Problems with SYBR green assay - (Dec/13/2007 )
I`m having trouble with a SYBR green assay for a 78 bp product on the LC480 machine. The curves reaches the plateau phase very early and at the same time they are kind of "wavy". I have with some success reduced the waves by changing the primerconcentration. I have run 10 fold dilutions, positive and negative controls. I am able to differentiate between positive and negative samples (my primary goal), but I am not satiesfied with the strange shapes of the curves. I use 5 ul template (DNA concentration ranging between 13 - 135 ng/ul). Originally the protocol is taken from a conventional PCR, and I have applied exactly the same program for the LC480. I have to admit that I'm quit new in this game and would be very grateful if anyone have ideas that could improve my run.
Thanks...
[attachment=3941:Amplific...n_curves.ppt]
I also ran the products on a 1.25 % agarose gel --> negative 
I'm afraid we are going to need more information to troubleshoot this: which program setup are you using, primer concentrations, etc...
What I can see is that first your template is amplifying far too early, so I would try diluting it further. Also, is not generally a good idea to translate a conventional PCR program into qPCR, as in qPCR you are going to use far shorter cycles...
If you provide us with some more information we might be able to help you...
What I can see is that first your template is amplifying far too early, so I would try diluting it further. Also, is not generally a good idea to translate a conventional PCR program into qPCR, as in qPCR you are going to use far shorter cycles...
If you provide us with some more information we might be able to help you...
Thank you for your answer. Here is some extra information.

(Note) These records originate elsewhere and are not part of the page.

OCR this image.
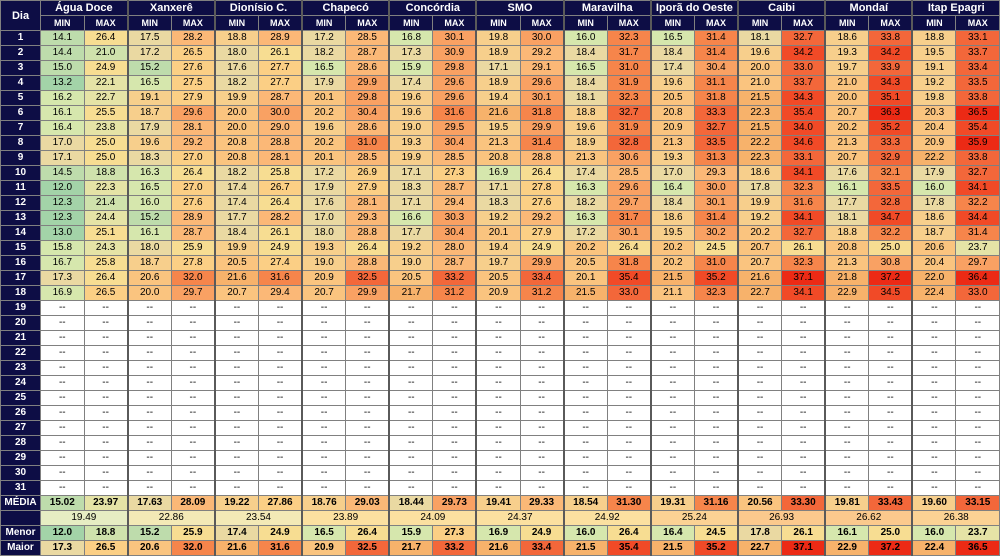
Dia	Água Doce		Xanxerê		Dionísio C.		Chapecó		Concórdia		SMO		Maravilha		Iporã do Oeste		Caibi		Mondaí		Itap Epagri	
	MIN	MAX	MIN	MAX	MIN	MAX	MIN	MAX	MIN	MAX	MIN	MAX	MIN	MAX	MIN	MAX	MIN	MAX	MIN	MAX	MIN	MAX
1	14.1	26.4	17.5	28.2	18.8	28.9	17.2	28.5	16.8	30.1	19.8	30.0	16.0	32.3	16.5	31.4	18.1	32.7	18.6	33.8	18.8	33.1
2	14.4	21.0	17.2	26.5	18.0	26.1	18.2	28.7	17.3	30.9	18.9	29.2	18.4	31.7	18.4	31.4	19.6	34.2	19.3	34.2	19.5	33.7
3	15.0	24.9	15.2	27.6	17.6	27.7	16.5	28.6	15.9	29.8	17.1	29.1	16.5	31.0	17.4	30.4	20.0	33.0	19.7	33.9	19.1	33.4
4	13.2	22.1	16.5	27.5	18.2	27.7	17.9	29.9	17.4	29.6	18.9	29.6	18.4	31.9	19.6	31.1	21.0	33.7	21.0	34.3	19.2	33.5
5	16.2	22.7	19.1	27.9	19.9	28.7	20.1	29.8	19.6	29.6	19.4	30.1	18.1	32.3	20.5	31.8	21.5	34.3	20.0	35.1	19.8	33.8
6	16.1	25.5	18.7	29.6	20.0	30.0	20.2	30.4	19.6	31.6	21.6	31.8	18.8	32.7	20.8	33.3	22.3	35.4	20.7	36.3	20.3	36.5
7	16.4	23.8	17.9	28.1	20.0	29.0	19.6	28.6	19.0	29.5	19.5	29.9	19.6	31.9	20.9	32.7	21.5	34.0	20.2	35.2	20.4	35.4
8	17.0	25.0	19.6	29.2	20.8	28.8	20.2	31.0	19.3	30.4	21.3	31.4	18.9	32.8	21.3	33.5	22.2	34.6	21.3	33.3	20.9	35.9
9	17.1	25.0	18.3	27.0	20.8	28.1	20.1	28.5	19.9	28.5	20.8	28.8	21.3	30.6	19.3	31.3	22.3	33.1	20.7	32.9	22.2	33.8
10	14.5	18.8	16.3	26.4	18.2	25.8	17.2	26.9	17.1	27.3	16.9	26.4	17.4	28.5	17.0	29.3	18.6	34.1	17.6	32.1	17.9	32.7
11	12.0	22.3	16.5	27.0	17.4	26.7	17.9	27.9	18.3	28.7	17.1	27.8	16.3	29.6	16.4	30.0	17.8	32.3	16.1	33.5	16.0	34.1
12	12.3	21.4	16.0	27.6	17.4	26.4	17.6	28.1	17.1	29.4	18.3	27.6	18.2	29.7	18.4	30.1	19.9	31.6	17.7	32.8	17.8	32.2
13	12.3	24.4	15.2	28.9	17.7	28.2	17.0	29.3	16.6	30.3	19.2	29.2	16.3	31.7	18.6	31.4	19.2	34.1	18.1	34.7	18.6	34.4
14	13.0	25.1	16.1	28.7	18.4	26.1	18.0	28.8	17.7	30.4	20.1	27.9	17.2	30.1	19.5	30.2	20.2	32.7	18.8	32.2	18.7	31.4
15	15.8	24.3	18.0	25.9	19.9	24.9	19.3	26.4	19.2	28.0	19.4	24.9	20.2	26.4	20.2	24.5	20.7	26.1	20.8	25.0	20.6	23.7
16	16.7	25.8	18.7	27.8	20.5	27.4	19.0	28.8	19.0	28.7	19.7	29.9	20.5	31.8	20.2	31.0	20.7	32.3	21.3	30.8	20.4	29.7
17	17.3	26.4	20.6	32.0	21.6	31.6	20.9	32.5	20.5	33.2	20.5	33.4	20.1	35.4	21.5	35.2	21.6	37.1	21.8	37.2	22.0	36.4
18	16.9	26.5	20.0	29.7	20.7	29.4	20.7	29.9	21.7	31.2	20.9	31.2	21.5	33.0	21.1	32.3	22.7	34.1	22.9	34.5	22.4	33.0
19	--	--	--	--	--	--	--	--	--	--	--	--	--	--	--	--	--	--	--	--	--	--
20	--	--	--	--	--	--	--	--	--	--	--	--	--	--	--	--	--	--	--	--	--	--
21	--	--	--	--	--	--	--	--	--	--	--	--	--	--	--	--	--	--	--	--	--	--
22	--	--	--	--	--	--	--	--	--	--	--	--	--	--	--	--	--	--	--	--	--	--
23	--	--	--	--	--	--	--	--	--	--	--	--	--	--	--	--	--	--	--	--	--	--
24	--	--	--	--	--	--	--	--	--	--	--	--	--	--	--	--	--	--	--	--	--	--
25	--	--	--	--	--	--	--	--	--	--	--	--	--	--	--	--	--	--	--	--	--	--
26	--	--	--	--	--	--	--	--	--	--	--	--	--	--	--	--	--	--	--	--	--	--
27	--	--	--	--	--	--	--	--	--	--	--	--	--	--	--	--	--	--	--	--	--	--
28	--	--	--	--	--	--	--	--	--	--	--	--	--	--	--	--	--	--	--	--	--	--
29	--	--	--	--	--	--	--	--	--	--	--	--	--	--	--	--	--	--	--	--	--	--
30	--	--	--	--	--	--	--	--	--	--	--	--	--	--	--	--	--	--	--	--	--	--
31	--	--	--	--	--	--	--	--	--	--	--	--	--	--	--	--	--	--	--	--	--	--
MÉDIA	15.02	23.97	17.63	28.09	19.22	27.86	18.76	29.03	18.44	29.73	19.41	29.33	18.54	31.30	19.31	31.16	20.56	33.30	19.81	33.43	19.60	33.15
	19.49		22.86		23.54		23.89		24.09		24.37		24.92		25.24		26.93		26.62		26.38	
Menor	12.0	18.8	15.2	25.9	17.4	24.9	16.5	26.4	15.9	27.3	16.9	24.9	16.0	26.4	16.4	24.5	17.8	26.1	16.1	25.0	16.0	23.7
Maior	17.3	26.5	20.6	32.0	21.6	31.6	20.9	32.5	21.7	33.2	21.6	33.4	21.5	35.4	21.5	35.2	22.7	37.1	22.9	37.2	22.4	36.5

This is the temperature program I used:
94 C- 5 min
94 C - 30 s
48 C - 30 s
72 C - 30 s
72 C - 5 min
Primerconcentration: 0.25 uM
I have also used the LightCycler 480 SYBR Green I master kit.

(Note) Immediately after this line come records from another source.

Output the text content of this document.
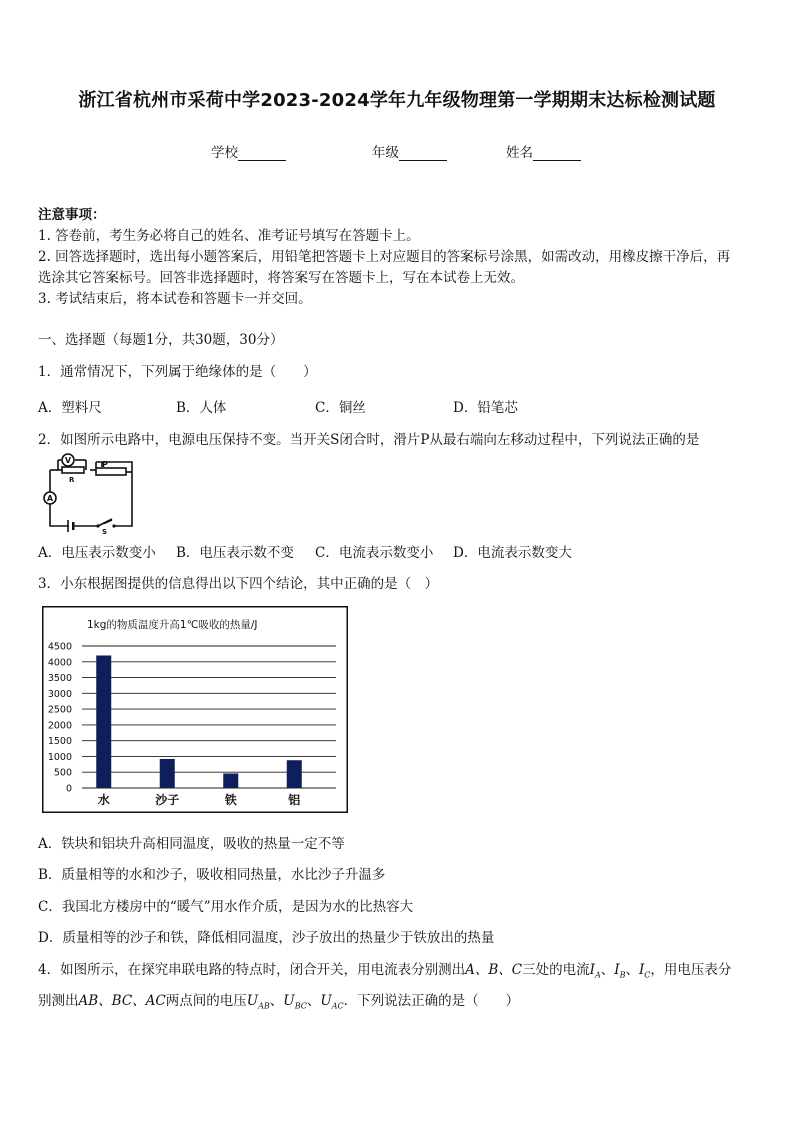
浙江省杭州市采荷中学2023-2024学年九年级物理第一学期期末达标检测试题
学校	年级	姓名
注意事项：
1. 答卷前，考生务必将自己的姓名、准考证号填写在答题卡上。
2. 回答选择题时，选出每小题答案后，用铅笔把答题卡上对应题目的答案标号涂黑，如需改动，用橡皮擦干净后，再
选涂其它答案标号。回答非选择题时，将答案写在答题卡上，写在本试卷上无效。
3. 考试结束后，将本试卷和答题卡一并交回。
一、选择题（每题1分，共30题，30分）
1．通常情况下，下列属于绝缘体的是（　　）
A．塑料尺	B．人体	C．铜丝	D．铅笔芯
2．如图所示电路中，电源电压保持不变。当开关S闭合时，滑片P从最右端向左移动过程中，下列说法正确的是
V
A
R
P
S
A．电压表示数变小 B．电压表示数不变 C．电流表示数变小 D．电流表示数变大
3．小东根据图提供的信息得出以下四个结论，其中正确的是（　）
1kg的物质温度升高1℃吸收的热量/J
4500
4000
3500
3000
2500
2000
1500
1000
500
0
水	沙子	铁	铝
A．铁块和铝块升高相同温度，吸收的热量一定不等
B．质量相等的水和沙子，吸收相同热量，水比沙子升温多
C．我国北方楼房中的“暖气”用水作介质，是因为水的比热容大
D．质量相等的沙子和铁，降低相同温度，沙子放出的热量少于铁放出的热量
4．如图所示，在探究串联电路的特点时，闭合开关，用电流表分别测出A、B、C三处的电流$I_A$、$I_B$、$I_C$，用电压表分
别测出AB、BC、AC两点间的电压$U_{AB}$、$U_{BC}$、$U_{AC}$．下列说法正确的是（　　）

Dilutions of all samples were made ( 1:10 ----> 1:100 000) with no success (only non diluted and 1:10 dilutions seem to be "positive")...Maybe I could try to change the time settings in the amplification step or is it possible at all to make this function with the RT-PCR machine?
The weird thing is that you have no products visible on agarose. The PCR reaction should lend somthing visible, as a plateau phase is reached. So, maybe the amplification you see is not the real product, but another thing (like primer dimers, etc). Every time you have weird amplification curves reflect a problem with your amplification. I suggest you try different primers.
Another question : have you ever got a good amplification with other primers on this machine?
And as for the program, it seems fine to me. And I also use 250 ng of primers. Hope this helps!
Sfinx:
Can you post the raw fluorescent data too? (Experiment - Data tab - Fluorescent History graph)
On the first look it seems that amplification has a nonexistent baseline, that is usually caused by high concentration of sample, but hard to tell without raw data.
Then, your annealing temperature is quite low, usually primers are designed specially for real-time so that they work at 60 °C annealing.
Just an idea.. standard amplification program for SYBR on LC480 is:
95 - 5min
cycle
95 - 10 s
anneal - 10 s
72 - 10s
That should be enough for such a small amplicon anyway. Try that.